QUINTO.- Al estimarse parcialmente el recurso, no ha lugar a expreso pronunciamiento de condena al pago de las costas que se puedan generar en la presente alzada, de conformidad con lo dispuesto en el artículo 398.2 de la L.E. Civil.

SEXTO.- La estimación parcial del recurso determina la devolución del depósito constituido, de conformidad con lo establecido en la Disposición Adicional 15ª de la Ley Orgánica 6/1985 de 1 de julio, del Poder Judicial, introducida por la Ley Orgánica 1/2009, de 3 de noviembre, complementaria de la ley de reforma de la legislación procesal para la implantación de la nueva oficina judicial.

Vistos, además de los citados, los artículos de general y pertinente aplicación.

Fallo

Que, ESTIMANDO parcialmente el recurso de apelación interpuesto por Dª. Lourdes frente a la sentencia de fecha 8 de junio de 2.022, recaída en juicio de divorcio seguido contra aquella por Dº. Modesto bajo el número 131/2.021, ante el Juzgado de Primera Instancia número 23 de los de Madrid, debemos REVOCAR y REVOCAMOS también en parte meritada resolución, ACORDANDO: Se atribuye el uso del domicilio familiar sito en la CALLE000 número NUM002, NUM003, de Madrid, a las menores de edad Purificacion y Regina, y a su progenitora como custodio, si bien hasta el momento en el que por la menor de las comunes descendientes, Regina, se alcance la edad de 18 años, en que quedara extinguida la atribución exclusiva y excluyente del uso automáticamente y sin necesidad de nueva declaración, momento en que corresponderá a Dº. Modesto, siendo de cargo del ocupante los gastos propios del uso, como sean los suministros y consumos, debiendo afrontarse por el titular los inherentes a la propiedad.
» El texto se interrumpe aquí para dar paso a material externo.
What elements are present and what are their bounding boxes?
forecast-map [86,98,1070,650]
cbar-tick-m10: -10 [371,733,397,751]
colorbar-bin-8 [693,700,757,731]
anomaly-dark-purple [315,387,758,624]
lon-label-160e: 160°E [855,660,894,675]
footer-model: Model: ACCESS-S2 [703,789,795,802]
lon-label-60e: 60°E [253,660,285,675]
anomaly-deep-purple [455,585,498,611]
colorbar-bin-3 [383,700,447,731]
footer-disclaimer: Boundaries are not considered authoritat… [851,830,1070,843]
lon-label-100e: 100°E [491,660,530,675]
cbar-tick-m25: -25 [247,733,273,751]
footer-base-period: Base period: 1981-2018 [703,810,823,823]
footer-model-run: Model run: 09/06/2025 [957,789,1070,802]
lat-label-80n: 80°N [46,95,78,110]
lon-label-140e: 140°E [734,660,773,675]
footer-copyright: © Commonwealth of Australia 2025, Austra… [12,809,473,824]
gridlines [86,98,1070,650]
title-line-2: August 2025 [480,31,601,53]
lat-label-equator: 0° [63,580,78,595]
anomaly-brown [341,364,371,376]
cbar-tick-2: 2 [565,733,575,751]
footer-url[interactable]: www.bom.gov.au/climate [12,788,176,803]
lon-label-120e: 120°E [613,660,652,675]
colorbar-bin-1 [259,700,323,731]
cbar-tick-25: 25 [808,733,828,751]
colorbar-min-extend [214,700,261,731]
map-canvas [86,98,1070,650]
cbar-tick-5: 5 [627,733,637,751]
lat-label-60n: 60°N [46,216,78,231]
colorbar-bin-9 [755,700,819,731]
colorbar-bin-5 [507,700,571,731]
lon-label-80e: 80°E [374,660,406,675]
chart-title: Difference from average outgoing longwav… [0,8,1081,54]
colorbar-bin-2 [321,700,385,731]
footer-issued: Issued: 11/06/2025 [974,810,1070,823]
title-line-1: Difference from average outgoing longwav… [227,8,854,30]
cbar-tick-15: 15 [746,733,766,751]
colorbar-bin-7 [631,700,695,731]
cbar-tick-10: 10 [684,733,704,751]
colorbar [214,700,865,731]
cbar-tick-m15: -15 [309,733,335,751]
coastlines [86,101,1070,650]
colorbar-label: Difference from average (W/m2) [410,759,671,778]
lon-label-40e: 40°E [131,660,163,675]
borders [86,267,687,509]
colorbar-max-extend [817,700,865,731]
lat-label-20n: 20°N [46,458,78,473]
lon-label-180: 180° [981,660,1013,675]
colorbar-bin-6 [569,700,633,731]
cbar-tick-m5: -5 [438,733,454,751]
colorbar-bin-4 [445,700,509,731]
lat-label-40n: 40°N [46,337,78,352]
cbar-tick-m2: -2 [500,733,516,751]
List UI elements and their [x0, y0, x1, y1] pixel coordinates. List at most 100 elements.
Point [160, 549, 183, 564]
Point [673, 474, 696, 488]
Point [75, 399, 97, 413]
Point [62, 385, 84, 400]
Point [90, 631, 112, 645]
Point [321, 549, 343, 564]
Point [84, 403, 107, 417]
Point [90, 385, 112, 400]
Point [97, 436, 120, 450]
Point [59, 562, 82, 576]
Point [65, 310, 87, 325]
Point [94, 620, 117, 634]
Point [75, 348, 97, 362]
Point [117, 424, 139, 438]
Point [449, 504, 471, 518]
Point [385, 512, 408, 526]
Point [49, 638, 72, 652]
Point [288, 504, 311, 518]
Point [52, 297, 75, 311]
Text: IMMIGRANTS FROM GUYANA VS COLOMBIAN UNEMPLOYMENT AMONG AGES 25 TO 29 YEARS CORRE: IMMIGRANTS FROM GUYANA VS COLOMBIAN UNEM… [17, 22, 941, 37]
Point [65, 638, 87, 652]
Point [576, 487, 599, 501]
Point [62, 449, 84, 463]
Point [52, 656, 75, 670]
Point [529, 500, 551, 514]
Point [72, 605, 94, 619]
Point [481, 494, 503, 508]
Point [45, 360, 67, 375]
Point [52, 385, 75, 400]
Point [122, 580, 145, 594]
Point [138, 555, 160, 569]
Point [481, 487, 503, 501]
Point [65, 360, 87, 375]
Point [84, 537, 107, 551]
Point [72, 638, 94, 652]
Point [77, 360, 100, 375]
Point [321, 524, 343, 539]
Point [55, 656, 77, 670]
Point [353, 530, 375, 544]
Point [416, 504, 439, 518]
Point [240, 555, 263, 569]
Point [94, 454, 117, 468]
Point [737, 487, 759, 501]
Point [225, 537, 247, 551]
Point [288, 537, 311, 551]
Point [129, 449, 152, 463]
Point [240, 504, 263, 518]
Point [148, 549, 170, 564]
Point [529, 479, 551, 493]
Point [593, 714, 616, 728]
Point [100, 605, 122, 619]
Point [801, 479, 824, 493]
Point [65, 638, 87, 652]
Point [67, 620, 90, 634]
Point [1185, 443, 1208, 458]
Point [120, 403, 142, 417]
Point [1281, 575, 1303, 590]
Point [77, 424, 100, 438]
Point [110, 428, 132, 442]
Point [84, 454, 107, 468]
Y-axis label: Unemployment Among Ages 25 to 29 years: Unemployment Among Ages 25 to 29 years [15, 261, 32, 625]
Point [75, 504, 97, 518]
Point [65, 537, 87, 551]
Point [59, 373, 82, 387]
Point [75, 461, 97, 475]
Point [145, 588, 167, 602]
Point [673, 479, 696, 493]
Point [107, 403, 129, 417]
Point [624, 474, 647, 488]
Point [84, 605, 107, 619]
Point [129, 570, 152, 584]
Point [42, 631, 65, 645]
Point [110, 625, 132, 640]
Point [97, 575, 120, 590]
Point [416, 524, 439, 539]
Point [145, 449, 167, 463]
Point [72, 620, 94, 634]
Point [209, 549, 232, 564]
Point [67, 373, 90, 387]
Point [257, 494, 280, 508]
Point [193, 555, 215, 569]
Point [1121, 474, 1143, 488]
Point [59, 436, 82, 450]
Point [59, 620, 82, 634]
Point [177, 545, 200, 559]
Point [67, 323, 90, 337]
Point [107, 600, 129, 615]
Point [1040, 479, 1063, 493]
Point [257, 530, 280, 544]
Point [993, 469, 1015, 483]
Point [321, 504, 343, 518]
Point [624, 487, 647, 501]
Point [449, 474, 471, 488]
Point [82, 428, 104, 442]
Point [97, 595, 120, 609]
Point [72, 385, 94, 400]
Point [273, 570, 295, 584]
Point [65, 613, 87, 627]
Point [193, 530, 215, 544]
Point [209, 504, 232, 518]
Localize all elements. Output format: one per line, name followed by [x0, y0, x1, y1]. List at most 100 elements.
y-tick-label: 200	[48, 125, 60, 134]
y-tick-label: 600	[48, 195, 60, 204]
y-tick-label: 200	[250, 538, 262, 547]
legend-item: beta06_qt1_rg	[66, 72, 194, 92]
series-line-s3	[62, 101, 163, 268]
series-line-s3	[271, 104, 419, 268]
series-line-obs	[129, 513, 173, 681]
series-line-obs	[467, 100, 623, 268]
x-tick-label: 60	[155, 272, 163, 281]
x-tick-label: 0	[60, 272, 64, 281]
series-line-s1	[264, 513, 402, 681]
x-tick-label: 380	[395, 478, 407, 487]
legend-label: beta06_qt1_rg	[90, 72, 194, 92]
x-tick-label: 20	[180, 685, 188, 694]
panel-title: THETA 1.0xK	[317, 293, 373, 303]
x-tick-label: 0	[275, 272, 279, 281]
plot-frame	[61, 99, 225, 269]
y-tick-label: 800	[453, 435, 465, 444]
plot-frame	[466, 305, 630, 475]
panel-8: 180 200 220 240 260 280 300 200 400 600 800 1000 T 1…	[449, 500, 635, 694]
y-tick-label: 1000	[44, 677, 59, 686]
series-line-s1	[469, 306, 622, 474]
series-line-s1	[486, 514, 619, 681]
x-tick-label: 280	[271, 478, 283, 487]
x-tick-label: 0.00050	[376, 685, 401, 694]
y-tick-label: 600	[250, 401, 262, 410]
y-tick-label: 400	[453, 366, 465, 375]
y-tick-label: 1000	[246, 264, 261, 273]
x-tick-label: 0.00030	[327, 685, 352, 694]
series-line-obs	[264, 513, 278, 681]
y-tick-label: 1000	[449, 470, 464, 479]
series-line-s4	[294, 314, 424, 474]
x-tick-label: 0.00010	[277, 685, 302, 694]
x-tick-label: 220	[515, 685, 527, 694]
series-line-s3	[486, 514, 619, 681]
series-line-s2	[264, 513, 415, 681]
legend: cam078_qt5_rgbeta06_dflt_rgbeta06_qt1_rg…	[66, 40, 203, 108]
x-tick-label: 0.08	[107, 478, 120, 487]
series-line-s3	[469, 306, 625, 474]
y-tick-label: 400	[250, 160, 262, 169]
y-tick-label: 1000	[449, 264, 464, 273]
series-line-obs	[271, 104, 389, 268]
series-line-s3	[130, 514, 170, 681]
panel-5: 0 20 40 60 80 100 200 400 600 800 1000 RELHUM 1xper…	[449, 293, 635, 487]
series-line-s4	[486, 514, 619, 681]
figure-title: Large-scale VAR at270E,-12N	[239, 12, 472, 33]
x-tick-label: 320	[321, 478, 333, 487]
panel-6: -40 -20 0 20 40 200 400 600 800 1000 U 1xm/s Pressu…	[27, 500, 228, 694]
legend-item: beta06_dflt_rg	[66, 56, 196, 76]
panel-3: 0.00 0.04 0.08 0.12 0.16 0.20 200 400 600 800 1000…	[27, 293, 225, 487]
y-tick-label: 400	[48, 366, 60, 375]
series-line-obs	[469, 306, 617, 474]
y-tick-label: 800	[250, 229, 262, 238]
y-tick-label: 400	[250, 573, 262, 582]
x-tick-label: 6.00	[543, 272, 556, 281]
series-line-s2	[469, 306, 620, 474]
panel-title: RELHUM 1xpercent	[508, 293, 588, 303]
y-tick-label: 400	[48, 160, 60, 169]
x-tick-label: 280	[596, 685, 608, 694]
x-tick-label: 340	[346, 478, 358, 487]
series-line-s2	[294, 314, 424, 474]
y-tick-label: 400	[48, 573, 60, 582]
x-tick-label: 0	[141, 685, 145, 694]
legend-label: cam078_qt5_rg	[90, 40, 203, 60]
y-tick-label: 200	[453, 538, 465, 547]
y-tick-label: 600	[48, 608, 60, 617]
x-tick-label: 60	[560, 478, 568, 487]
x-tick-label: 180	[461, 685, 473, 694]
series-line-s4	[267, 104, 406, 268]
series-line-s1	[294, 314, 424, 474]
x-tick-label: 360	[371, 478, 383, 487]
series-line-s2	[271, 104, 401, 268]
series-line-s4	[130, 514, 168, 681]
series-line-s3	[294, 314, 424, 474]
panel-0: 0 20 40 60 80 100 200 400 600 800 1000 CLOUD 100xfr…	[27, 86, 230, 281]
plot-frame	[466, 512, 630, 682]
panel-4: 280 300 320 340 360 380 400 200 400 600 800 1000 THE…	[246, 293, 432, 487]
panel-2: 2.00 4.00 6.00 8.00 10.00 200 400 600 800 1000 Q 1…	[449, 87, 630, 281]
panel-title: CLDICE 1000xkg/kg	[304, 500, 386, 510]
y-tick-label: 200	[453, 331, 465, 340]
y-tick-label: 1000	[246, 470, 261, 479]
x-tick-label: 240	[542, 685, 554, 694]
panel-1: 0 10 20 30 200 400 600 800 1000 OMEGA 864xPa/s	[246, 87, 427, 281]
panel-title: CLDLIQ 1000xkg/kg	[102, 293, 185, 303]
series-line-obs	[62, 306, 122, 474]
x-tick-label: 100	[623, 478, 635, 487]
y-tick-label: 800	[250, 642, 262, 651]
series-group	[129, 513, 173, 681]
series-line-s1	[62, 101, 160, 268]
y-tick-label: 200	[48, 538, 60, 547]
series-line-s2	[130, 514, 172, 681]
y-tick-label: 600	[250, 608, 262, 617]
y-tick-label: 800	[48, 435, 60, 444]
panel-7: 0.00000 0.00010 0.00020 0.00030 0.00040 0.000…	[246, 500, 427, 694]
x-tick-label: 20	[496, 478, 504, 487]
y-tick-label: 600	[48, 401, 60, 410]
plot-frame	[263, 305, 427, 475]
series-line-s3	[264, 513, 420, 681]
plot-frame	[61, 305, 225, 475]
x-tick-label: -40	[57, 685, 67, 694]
Se confirma en lo restante la sentencia apelada, todo ello sin condenar a ninguno de los litigantes al pago de las costas de la alzada.

Hágase devolución del depósito constituido para recurrir en apelación.

MODO DE IMPUGNACION DE ESTA RESOLUCIÓN: Contra esta sentencia cabe interponer recurso extraordinario por infracción procesal o recurso de casación, si concurre alguno de los supuestos previstos en los artículos 469 y 477 de la Ley de Enjuiciamiento Civil, en el plazo de veinte días y ante esta misma Sala, previa constitución, en su caso, del depósito para recurrir previsto en la Disposición Adicional Decimoquinta de la Ley Orgánica del Poder Judicial, debiendo ser consignado el mismo en la cuenta de depósitos y consignaciones de esta Sección, abierta en el Banco Santander, S.A., Oficina nº 3283 sita en la calle Capitán Haya nº 37, 28020 Madrid, con el número de cuenta 2844-0000-00-0976-22, bajo apercibimiento de no admitir a trámite el recurso formulado.

Así, por esta nuestra sentencia, lo pronunciamos, mandamos y firmamos.

PUBLICACION.- Firmada la anterior resolución es entregada en esta Secretaría para su notificación, dándosele publicidad en legal forma y expidiéndose certificación literal de la misma para su unión al rollo. Doy fe

La difusión del texto de esta resolución a partes no interesadas en el proceso en el que ha sido dictada sólo podrá llevarse a cabo previa disociación de los datos de carácter personal que los mismos contuvieran y con pleno respeto al derecho a la intimidad, a los derechos de las personas que requieran un especial deber de tutela o a la garantía del anonimato de las víctimas o perjudicados, cuando proceda.

Los datos personales incluidos en esta resolución no podrán ser cedidos, ni comunicados con fines contrarios a las leyes.